• bovine dung;
  • burial;
  • disturbance;
  • Onthophagus gazella;
  • Onthophagus granulatus

Abstract  The potential for dung beetles to reduce populations of the biting midge and arbovirus vector Culicoides brevitarsis in bovine dung was studied in the Hunter Valley, New South Wales (NSW) between 1999 and 2003 using natural populations of insects. Preliminary work to develop experimental procedures showed that: a few C. brevitarsis could survive in buried dung; dung beetles and C. brevitarsis coming to dung were unaffected by a background of shade-cloth used experimentally to prevent dung burial; the most abundant dung beetle, Onthophagus gazella L. and C. brevitarsis oviposition occurred concurrently in the first 2 d after dung deposition, and the potential for interaction between dung beetles and C. brevitarsis was greatest in open pasture adjacent to trees where cattle congregate at night.

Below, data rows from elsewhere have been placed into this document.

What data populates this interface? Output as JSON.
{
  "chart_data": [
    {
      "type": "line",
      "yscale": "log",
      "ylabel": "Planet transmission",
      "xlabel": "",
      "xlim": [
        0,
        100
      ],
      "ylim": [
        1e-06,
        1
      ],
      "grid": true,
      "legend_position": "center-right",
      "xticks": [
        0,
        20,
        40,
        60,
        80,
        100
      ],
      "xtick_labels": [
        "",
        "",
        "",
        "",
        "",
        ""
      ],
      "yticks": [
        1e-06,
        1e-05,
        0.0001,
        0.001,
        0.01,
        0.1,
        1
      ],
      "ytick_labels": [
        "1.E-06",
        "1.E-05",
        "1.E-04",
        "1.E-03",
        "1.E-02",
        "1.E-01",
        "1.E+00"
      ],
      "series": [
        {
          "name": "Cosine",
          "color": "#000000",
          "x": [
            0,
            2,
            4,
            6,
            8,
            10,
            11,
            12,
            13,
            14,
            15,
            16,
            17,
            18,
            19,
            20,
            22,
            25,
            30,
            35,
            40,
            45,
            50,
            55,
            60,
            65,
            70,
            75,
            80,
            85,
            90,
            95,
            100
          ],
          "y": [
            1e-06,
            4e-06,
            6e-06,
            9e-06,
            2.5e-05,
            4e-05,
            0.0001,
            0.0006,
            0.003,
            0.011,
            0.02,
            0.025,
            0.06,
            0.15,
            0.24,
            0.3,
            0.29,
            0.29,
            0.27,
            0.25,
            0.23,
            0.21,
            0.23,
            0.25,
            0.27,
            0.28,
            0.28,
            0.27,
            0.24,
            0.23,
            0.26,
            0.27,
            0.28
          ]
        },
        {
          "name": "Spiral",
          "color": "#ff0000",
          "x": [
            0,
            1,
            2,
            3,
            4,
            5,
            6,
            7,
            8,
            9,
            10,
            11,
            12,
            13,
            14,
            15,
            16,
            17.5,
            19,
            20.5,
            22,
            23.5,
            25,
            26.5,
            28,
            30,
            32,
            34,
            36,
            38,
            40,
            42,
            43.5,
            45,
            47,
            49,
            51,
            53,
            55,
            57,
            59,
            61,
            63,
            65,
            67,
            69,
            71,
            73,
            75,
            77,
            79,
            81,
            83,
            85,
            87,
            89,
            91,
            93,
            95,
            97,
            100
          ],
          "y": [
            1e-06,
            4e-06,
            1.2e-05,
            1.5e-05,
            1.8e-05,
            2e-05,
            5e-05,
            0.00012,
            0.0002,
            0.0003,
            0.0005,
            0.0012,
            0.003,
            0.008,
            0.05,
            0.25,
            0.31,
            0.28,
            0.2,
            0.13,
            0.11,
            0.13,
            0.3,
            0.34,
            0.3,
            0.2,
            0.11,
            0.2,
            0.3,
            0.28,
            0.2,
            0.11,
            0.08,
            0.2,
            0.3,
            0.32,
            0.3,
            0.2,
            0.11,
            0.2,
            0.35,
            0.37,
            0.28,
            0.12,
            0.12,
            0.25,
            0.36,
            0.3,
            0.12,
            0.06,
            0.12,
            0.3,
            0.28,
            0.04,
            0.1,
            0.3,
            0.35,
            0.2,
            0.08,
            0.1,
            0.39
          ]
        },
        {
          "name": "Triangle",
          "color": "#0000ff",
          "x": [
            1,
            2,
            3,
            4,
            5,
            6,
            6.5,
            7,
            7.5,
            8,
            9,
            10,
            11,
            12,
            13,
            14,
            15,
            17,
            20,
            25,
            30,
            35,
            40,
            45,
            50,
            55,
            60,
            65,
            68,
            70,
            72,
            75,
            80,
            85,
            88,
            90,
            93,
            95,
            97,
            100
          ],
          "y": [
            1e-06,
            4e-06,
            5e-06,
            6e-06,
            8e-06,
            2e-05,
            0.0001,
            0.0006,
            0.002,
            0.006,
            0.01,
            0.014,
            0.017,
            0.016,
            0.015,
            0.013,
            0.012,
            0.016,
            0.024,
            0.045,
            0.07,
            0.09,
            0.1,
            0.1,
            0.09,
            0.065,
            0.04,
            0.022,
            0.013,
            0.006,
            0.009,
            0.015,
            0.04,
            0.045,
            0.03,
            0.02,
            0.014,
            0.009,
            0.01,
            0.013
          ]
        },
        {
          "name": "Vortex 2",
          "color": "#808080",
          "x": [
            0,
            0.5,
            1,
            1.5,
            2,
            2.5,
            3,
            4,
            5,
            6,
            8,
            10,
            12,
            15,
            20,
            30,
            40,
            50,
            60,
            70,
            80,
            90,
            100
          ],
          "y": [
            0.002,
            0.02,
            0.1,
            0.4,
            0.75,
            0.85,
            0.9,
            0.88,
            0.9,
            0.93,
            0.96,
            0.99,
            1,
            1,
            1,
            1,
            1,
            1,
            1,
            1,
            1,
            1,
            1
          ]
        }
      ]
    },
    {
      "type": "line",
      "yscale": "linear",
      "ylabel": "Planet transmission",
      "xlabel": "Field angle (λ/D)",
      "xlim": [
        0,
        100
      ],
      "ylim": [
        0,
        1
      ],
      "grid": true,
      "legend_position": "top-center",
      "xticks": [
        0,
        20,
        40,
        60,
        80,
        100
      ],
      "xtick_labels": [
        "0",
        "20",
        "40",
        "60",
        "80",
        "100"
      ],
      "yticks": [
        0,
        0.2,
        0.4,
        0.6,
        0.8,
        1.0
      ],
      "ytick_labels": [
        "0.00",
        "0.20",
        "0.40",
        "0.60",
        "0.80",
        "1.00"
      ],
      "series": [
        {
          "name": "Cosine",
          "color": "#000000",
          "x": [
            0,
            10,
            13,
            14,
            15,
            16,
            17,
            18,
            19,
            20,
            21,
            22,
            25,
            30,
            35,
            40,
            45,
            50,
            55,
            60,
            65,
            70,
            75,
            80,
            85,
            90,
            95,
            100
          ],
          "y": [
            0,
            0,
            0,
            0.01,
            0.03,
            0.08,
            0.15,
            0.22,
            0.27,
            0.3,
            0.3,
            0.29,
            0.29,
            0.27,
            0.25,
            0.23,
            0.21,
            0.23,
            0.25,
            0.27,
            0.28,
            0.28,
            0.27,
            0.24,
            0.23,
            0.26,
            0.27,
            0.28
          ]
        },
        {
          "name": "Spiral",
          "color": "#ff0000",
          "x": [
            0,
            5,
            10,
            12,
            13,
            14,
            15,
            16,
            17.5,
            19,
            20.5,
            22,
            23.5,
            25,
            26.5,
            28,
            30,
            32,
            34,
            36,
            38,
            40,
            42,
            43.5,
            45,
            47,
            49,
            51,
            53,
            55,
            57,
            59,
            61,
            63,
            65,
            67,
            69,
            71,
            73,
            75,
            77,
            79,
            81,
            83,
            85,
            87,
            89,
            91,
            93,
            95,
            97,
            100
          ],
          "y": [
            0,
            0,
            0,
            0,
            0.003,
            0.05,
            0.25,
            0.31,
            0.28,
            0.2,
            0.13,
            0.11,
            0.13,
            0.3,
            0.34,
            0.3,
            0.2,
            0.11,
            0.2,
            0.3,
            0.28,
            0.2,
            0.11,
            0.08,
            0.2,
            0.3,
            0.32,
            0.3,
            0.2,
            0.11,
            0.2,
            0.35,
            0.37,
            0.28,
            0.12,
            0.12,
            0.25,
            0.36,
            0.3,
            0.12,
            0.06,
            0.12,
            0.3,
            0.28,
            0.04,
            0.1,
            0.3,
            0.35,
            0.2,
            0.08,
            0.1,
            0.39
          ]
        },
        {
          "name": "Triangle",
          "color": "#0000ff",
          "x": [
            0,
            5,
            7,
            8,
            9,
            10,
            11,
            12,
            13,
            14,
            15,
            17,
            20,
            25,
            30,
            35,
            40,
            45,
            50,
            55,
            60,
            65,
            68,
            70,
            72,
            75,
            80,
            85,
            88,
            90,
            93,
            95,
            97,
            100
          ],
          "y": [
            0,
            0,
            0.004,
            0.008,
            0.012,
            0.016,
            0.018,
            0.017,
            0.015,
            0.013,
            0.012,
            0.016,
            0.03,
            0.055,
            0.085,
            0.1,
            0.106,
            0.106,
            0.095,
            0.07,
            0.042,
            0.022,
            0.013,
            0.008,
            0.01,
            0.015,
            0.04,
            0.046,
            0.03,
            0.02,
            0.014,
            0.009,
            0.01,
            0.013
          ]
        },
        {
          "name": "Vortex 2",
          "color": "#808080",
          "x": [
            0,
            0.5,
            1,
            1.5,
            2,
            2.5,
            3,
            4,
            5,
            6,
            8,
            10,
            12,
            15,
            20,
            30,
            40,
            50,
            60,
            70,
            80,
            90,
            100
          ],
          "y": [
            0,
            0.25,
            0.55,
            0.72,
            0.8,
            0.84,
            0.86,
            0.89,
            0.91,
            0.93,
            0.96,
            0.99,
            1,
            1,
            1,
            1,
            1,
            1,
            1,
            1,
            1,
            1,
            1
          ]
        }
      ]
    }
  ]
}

Laboratory experiments on dung burial showed that C. brevitarsis numbers decreased as numbers of dung beetles increased or as the dry weight of dung decreased due to burial. This was seldom reflected in the field where, although significant burial occurred experimentally in 9 of 20 trials over 3 years, a significant decline in C. brevitarsis numbers attributable to burial only occurred once. C. brevitarsis numbers in the field were lower in unburied dung in 70% of trials. Differences were significant twice and were considered the result of dung disturbance. In the laboratory, decreasing numbers of C. brevitarsis were related to three characteristics of disturbance: the flattening, spreading and reduction in wet weight of the dung. Evidence of C. brevitarsis activity throughout coastal NSW suggests that, while C. brevitarsis numbers may be modified by dung beetles, the interaction is insufficient to prevent their increase, spread and ability to transmit viruses to livestock.